The cells were seeded into 6-well plates at 48 h post-transfection with 5 × 105 cells in each well. When reaching about 90% cell confluence, the cells were scratched with a sterile pipette tip cross the middle axis of the well. After the removal of the floating cells, the remaining cells were further cultured for 0.5–1 h in serum-free medium for recovery. The images were captured at 0 h and 24 h, and the migration distance was gauged by the Image-Pro Plus Analyses software (Media Cybernetics, Silver Spring, MA, USA).
Matrigel (356234, BD Biosciences, Franklin Lakes, NJ, USA) was dissolved 48 h post-transfection, diluted at a ratio of 1:3 with serum-free medium and added to the apical chamber at 50 μL/well. The cells were detached and dispersed into cell suspension. Afterwards, the cell suspension (1 × 105 cells/mL) was seeded into the apical chamber. The basolateral chamber was incubated with medium containing 10% FBS at 37°C for 24 h. Transwell chamber was fastened with 5% glutaraldehyde, and stained with 0.1% crystal violet staining solution for 30 min and observed under a microscope. The cell number that passed through Matrigel in every group was utilized as an index to evaluate their invasion ability.
Forty-eight hours post-transfection, cells were trypsinized with 0.25% trypsin to adjust the concentration for 1 × 106 cells/mL. The cells (1 mL) were centrifuged, with the supernatant removed. After that, the cells were fixed with 70% ethanol at 4°C overnight, and 100 μL cell suspension was stained with 50 μg RNAase-containing propidium iodide (PI) staining solution (40710ES03, Qianchen Biotechnology, Shanghai, China). After 30 min in the dark, the cells were filtered with a 100-mesh nylon. A flow cytometer (BD, FL, NJ, USA) was adopted to detect the cell cycle by recording the red fluorescence at 488 nm.

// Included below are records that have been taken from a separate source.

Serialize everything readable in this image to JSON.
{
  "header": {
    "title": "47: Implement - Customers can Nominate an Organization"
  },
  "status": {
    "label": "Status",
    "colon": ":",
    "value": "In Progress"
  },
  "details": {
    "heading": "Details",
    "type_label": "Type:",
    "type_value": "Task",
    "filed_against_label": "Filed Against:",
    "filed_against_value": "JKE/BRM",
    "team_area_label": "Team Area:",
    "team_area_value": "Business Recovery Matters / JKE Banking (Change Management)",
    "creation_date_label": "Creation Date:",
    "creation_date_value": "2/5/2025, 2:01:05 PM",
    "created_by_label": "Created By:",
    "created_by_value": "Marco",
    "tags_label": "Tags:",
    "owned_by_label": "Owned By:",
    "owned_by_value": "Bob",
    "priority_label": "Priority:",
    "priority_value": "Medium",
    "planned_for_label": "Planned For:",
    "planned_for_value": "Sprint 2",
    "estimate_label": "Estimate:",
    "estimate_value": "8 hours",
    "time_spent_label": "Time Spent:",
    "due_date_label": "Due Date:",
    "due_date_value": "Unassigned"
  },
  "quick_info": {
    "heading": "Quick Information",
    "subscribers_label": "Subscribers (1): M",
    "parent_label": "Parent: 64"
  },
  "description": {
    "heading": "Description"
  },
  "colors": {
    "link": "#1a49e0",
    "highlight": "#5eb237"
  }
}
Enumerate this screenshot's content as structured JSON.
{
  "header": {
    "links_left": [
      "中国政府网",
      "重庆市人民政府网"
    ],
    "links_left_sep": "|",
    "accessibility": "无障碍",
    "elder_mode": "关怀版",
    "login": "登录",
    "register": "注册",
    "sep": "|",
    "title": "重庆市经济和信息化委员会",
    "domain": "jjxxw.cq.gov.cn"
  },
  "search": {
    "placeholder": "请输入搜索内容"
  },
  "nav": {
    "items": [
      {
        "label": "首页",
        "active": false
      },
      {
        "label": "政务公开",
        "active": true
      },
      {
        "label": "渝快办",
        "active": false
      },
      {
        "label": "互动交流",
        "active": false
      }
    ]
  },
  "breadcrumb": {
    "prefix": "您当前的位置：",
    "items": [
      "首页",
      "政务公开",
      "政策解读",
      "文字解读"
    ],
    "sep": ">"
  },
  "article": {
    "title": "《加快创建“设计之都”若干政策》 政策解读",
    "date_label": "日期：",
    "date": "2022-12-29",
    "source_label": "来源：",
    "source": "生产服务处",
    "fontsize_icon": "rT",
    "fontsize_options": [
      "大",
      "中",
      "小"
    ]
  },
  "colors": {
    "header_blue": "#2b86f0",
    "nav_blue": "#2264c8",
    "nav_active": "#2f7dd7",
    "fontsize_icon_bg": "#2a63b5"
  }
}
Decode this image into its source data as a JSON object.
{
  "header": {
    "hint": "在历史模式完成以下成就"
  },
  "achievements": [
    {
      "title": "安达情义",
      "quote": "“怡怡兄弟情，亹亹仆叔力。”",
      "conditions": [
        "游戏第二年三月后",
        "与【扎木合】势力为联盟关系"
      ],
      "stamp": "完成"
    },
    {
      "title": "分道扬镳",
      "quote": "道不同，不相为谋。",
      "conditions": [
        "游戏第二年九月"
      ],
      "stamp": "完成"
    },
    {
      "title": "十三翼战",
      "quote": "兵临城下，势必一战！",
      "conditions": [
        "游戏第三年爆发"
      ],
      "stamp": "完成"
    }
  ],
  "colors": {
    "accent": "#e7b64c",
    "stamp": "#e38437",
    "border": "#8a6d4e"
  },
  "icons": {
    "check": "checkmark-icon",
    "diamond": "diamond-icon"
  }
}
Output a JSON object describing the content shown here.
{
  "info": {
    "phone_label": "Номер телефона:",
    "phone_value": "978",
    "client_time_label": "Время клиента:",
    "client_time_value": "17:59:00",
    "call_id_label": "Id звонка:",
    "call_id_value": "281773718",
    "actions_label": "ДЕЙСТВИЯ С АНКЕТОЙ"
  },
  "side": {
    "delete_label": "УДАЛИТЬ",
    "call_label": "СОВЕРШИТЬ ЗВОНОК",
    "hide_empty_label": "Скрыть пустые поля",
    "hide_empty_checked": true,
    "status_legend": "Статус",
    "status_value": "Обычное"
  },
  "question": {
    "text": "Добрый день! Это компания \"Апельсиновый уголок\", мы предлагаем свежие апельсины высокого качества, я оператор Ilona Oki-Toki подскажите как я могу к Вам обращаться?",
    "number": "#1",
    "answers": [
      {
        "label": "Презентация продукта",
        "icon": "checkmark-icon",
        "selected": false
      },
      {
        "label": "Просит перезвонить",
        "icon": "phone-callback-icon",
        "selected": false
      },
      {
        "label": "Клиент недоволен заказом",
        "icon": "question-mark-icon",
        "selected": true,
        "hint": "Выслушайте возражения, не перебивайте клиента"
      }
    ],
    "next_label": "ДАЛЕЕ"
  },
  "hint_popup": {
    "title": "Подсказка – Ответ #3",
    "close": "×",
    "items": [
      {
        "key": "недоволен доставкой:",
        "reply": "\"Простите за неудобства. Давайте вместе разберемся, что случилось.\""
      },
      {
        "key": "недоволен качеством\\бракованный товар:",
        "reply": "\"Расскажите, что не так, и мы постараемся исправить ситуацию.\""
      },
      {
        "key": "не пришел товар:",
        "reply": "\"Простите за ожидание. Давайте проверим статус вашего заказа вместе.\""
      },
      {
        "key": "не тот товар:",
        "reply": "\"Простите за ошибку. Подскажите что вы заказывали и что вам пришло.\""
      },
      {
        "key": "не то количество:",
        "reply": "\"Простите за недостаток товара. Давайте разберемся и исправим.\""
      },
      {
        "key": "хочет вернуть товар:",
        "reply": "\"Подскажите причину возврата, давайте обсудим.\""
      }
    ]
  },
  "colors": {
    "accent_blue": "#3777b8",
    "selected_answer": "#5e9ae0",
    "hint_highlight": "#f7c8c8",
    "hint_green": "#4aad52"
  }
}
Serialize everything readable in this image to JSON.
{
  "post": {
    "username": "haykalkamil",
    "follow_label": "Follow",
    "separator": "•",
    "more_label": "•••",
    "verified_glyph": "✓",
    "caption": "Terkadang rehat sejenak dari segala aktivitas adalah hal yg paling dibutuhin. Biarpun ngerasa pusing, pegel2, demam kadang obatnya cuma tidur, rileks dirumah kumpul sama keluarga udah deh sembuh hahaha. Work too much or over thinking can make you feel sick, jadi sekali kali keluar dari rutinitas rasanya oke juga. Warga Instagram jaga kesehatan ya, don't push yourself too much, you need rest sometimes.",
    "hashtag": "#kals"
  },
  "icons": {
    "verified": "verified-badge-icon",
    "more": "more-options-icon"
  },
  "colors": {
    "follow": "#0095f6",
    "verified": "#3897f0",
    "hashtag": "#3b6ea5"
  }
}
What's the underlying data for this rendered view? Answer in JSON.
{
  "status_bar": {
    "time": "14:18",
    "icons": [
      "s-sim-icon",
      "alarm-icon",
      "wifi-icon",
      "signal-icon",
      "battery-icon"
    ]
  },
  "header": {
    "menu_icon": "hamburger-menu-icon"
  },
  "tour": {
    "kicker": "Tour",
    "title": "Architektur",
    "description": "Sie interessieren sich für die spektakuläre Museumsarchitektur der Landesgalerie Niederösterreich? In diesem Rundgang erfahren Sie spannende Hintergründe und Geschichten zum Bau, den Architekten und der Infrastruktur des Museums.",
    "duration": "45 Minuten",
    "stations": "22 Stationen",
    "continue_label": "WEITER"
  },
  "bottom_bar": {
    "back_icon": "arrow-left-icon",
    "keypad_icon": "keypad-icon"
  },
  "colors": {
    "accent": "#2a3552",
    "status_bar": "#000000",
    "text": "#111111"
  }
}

After 48-h incubation, the cells were centrifuged to resuspend in the binding buffer (200 μL). The cells were mixed with 10 μL Annexin V-fluorescein isothiocyanate (ab14085, Abcam, Inc, MA, USA) and 5 μL PI, and then added with 300 μL binding buffer. Finally, the cell apoptosis was determined with a 488 nm excitation wavelength by a flow cytometer.
Fluorescence in situ Hybridization (FISH)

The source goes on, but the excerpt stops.